The guidance covers the practical arrangements and practices to support a safe return of pupils and staff, but there is controversy over the key issue of social distancing.

The Health Protection Surveillance Centre (HPSC) advises that there is no need for physical distancing for pupils up to and including those in second class, but that a minimum one metre should apply for older students.

A one-metre rule would make it difficult for some schools to have all their pupils back in the classroom together.

Asked by Sinn Fein's Donnchadh O'Laoghaire about the prospects for full return, Teachers Union of Ireland (TUI) general secretary John MacGabhann replied: "I cannot answer as to when this will happen."


Mr MacGabhann said the union would engage with the Department of Education and other education partners "to ensure it can happen as safely as possible but it has to be done in a manner that guarantees safety for children, for parents and, I say without apology, for our members."

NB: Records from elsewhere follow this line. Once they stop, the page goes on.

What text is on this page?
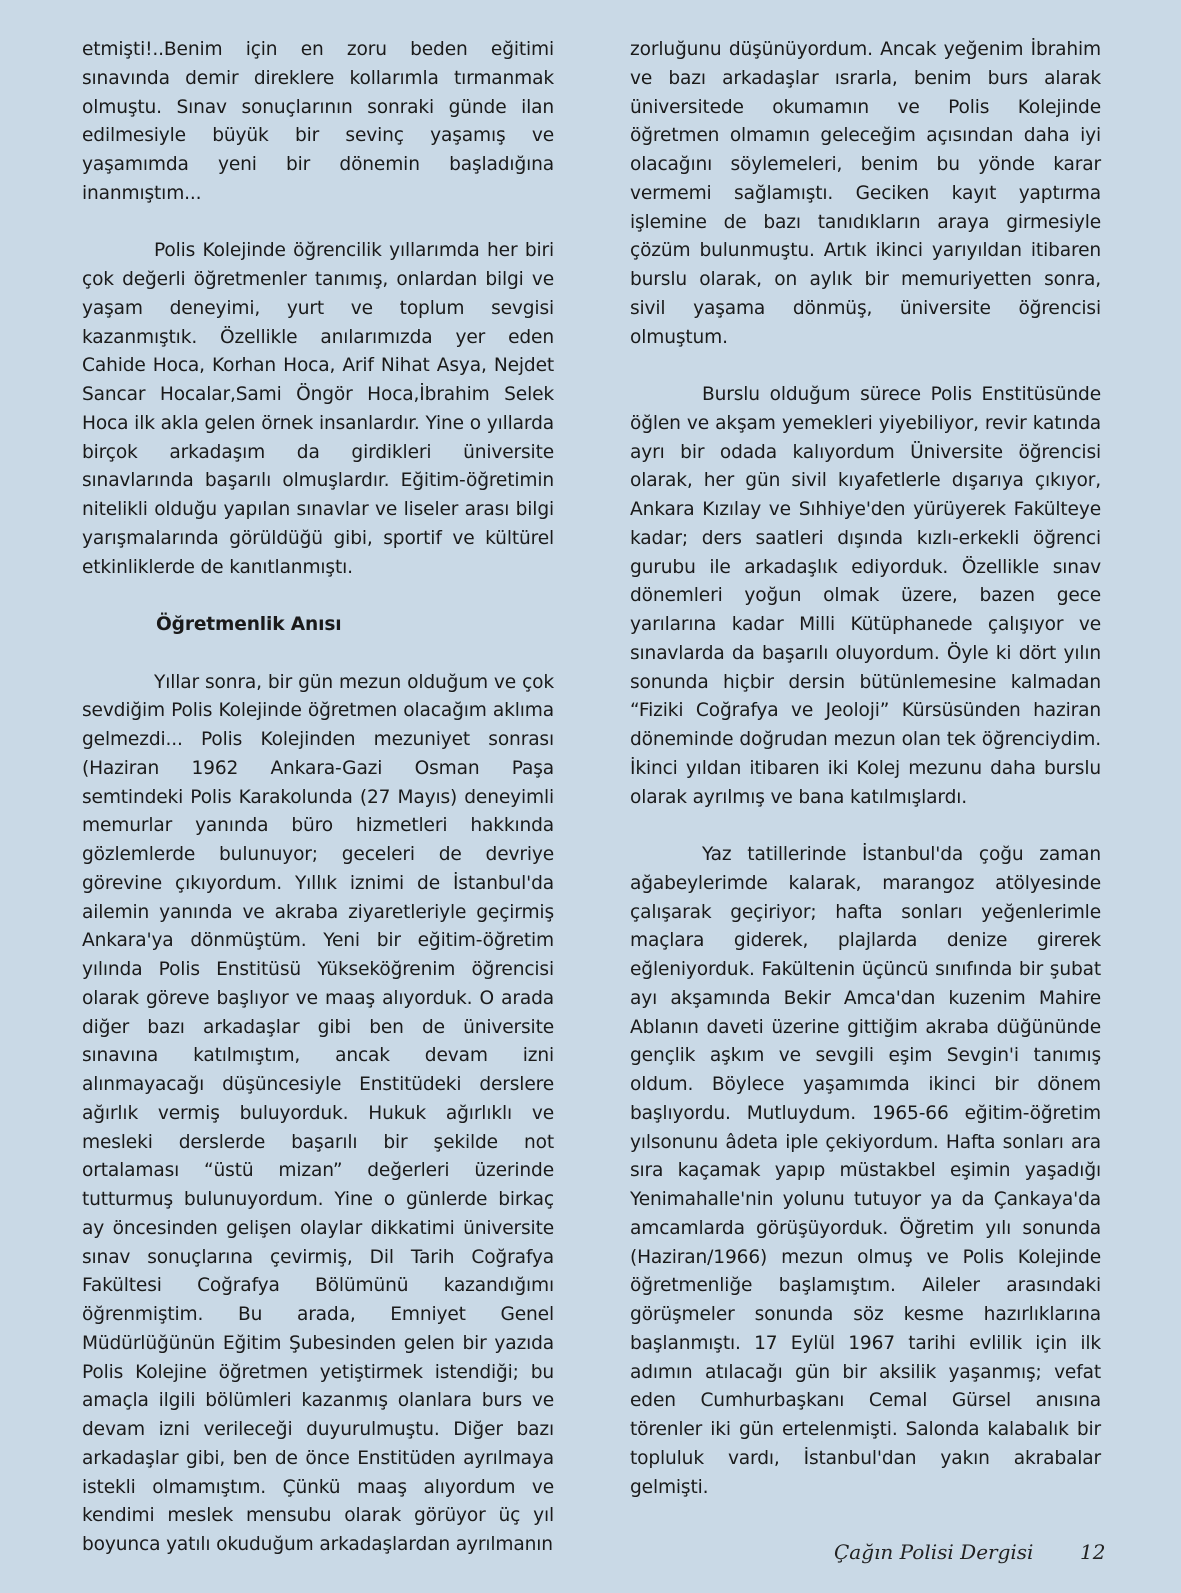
etmişti!..Benim için en zoru beden eğitimi sınavında demir direklere kollarımla tırmanmak olmuştu. Sınav sonuçlarının sonraki günde ilan edilmesiyle büyük bir sevinç yaşamış ve yaşamımda yeni bir dönemin başladığına inanmıştım...

Polis Kolejinde öğrencilik yıllarımda her biri çok değerli öğretmenler tanımış, onlardan bilgi ve yaşam deneyimi, yurt ve toplum sevgisi kazanmıştık. Özellikle anılarımızda yer eden Cahide Hoca, Korhan Hoca, Arif Nihat Asya, Nejdet Sancar Hocalar,Sami Öngör Hoca,İbrahim Selek Hoca ilk akla gelen örnek insanlardır. Yine o yıllarda birçok arkadaşım da girdikleri üniversite sınavlarında başarılı olmuşlardır. Eğitim-öğretimin nitelikli olduğu yapılan sınavlar ve liseler arası bilgi yarışmalarında görüldüğü gibi, sportif ve kültürel etkinliklerde de kanıtlanmıştı.

Öğretmenlik Anısı

Yıllar sonra, bir gün mezun olduğum ve çok sevdiğim Polis Kolejinde öğretmen olacağım aklıma gelmezdi... Polis Kolejinden mezuniyet sonrası (Haziran 1962 Ankara-Gazi Osman Paşa semtindeki Polis Karakolunda (27 Mayıs) deneyimli memurlar yanında büro hizmetleri hakkında gözlemlerde bulunuyor; geceleri de devriye görevine çıkıyordum. Yıllık iznimi de İstanbul'da ailemin yanında ve akraba ziyaretleriyle geçirmiş Ankara'ya dönmüştüm. Yeni bir eğitim-öğretim yılında Polis Enstitüsü Yükseköğrenim öğrencisi olarak göreve başlıyor ve maaş alıyorduk. O arada diğer bazı arkadaşlar gibi ben de üniversite sınavına katılmıştım, ancak devam izni alınmayacağı düşüncesiyle Enstitüdeki derslere ağırlık vermiş buluyorduk. Hukuk ağırlıklı ve mesleki derslerde başarılı bir şekilde not ortalaması “üstü mizan” değerleri üzerinde tutturmuş bulunuyordum. Yine o günlerde birkaç ay öncesinden gelişen olaylar dikkatimi üniversite sınav sonuçlarına çevirmiş, Dil Tarih Coğrafya Fakültesi Coğrafya Bölümünü kazandığımı öğrenmiştim. Bu arada, Emniyet Genel Müdürlüğünün Eğitim Şubesinden gelen bir yazıda Polis Kolejine öğretmen yetiştirmek istendiği; bu amaçla ilgili bölümleri kazanmış olanlara burs ve devam izni verileceği duyurulmuştu. Diğer bazı arkadaşlar gibi, ben de önce Enstitüden ayrılmaya istekli olmamıştım. Çünkü maaş alıyordum ve kendimi meslek mensubu olarak görüyor üç yıl boyunca yatılı okuduğum arkadaşlardan ayrılmanın

zorluğunu düşünüyordum. Ancak yeğenim İbrahim ve bazı arkadaşlar ısrarla, benim burs alarak üniversitede okumamın ve Polis Kolejinde öğretmen olmamın geleceğim açısından daha iyi olacağını söylemeleri, benim bu yönde karar vermemi sağlamıştı. Geciken kayıt yaptırma işlemine de bazı tanıdıkların araya girmesiyle çözüm bulunmuştu. Artık ikinci yarıyıldan itibaren burslu olarak, on aylık bir memuriyetten sonra, sivil yaşama dönmüş, üniversite öğrencisi olmuştum.

Burslu olduğum sürece Polis Enstitüsünde öğlen ve akşam yemekleri yiyebiliyor, revir katında ayrı bir odada kalıyordum Üniversite öğrencisi olarak, her gün sivil kıyafetlerle dışarıya çıkıyor, Ankara Kızılay ve Sıhhiye'den yürüyerek Fakülteye kadar; ders saatleri dışında kızlı-erkekli öğrenci gurubu ile arkadaşlık ediyorduk. Özellikle sınav dönemleri yoğun olmak üzere, bazen gece yarılarına kadar Milli Kütüphanede çalışıyor ve sınavlarda da başarılı oluyordum. Öyle ki dört yılın sonunda hiçbir dersin bütünlemesine kalmadan “Fiziki Coğrafya ve Jeoloji” Kürsüsünden haziran döneminde doğrudan mezun olan tek öğrenciydim. İkinci yıldan itibaren iki Kolej mezunu daha burslu olarak ayrılmış ve bana katılmışlardı.

Yaz tatillerinde İstanbul'da çoğu zaman ağabeylerimde kalarak, marangoz atölyesinde çalışarak geçiriyor; hafta sonları yeğenlerimle maçlara giderek, plajlarda denize girerek eğleniyorduk. Fakültenin üçüncü sınıfında bir şubat ayı akşamında Bekir Amca'dan kuzenim Mahire Ablanın daveti üzerine gittiğim akraba düğününde gençlik aşkım ve sevgili eşim Sevgin'i tanımış oldum. Böylece yaşamımda ikinci bir dönem başlıyordu. Mutluydum. 1965-66 eğitim-öğretim yılsonunu âdeta iple çekiyordum. Hafta sonları ara sıra kaçamak yapıp müstakbel eşimin yaşadığı Yenimahalle'nin yolunu tutuyor ya da Çankaya'da amcamlarda görüşüyorduk. Öğretim yılı sonunda (Haziran/1966) mezun olmuş ve Polis Kolejinde öğretmenliğe başlamıştım. Aileler arasındaki görüşmeler sonunda söz kesme hazırlıklarına başlanmıştı. 17 Eylül 1967 tarihi evlilik için ilk adımın atılacağı gün bir aksilik yaşanmış; vefat eden Cumhurbaşkanı Cemal Gürsel anısına törenler iki gün ertelenmişti. Salonda kalabalık bir topluluk vardı, İstanbul'dan yakın akrabalar gelmişti.

Çağın Polisi Dergisi 12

Association of Secondary Teachers Ireland general secretary Kieran Christie said he could not predict when a full return would be possible because there were too many variables that it did not control, the key one of which was social distancing.

He said under the public health advice published this week "many schools will not be fit to go back on full-time basis for all students".

As planning for reopening continues, much will depend on whether public health experts relax social-distancing rules.

The recommendation that no social distancing is required for half of primary pupils supports a fuller return in the primary sector, although the one-metre rule for older pupils may present challenges.

The INTO's John Boyle felt a full return should be possible, but called for supports to schools.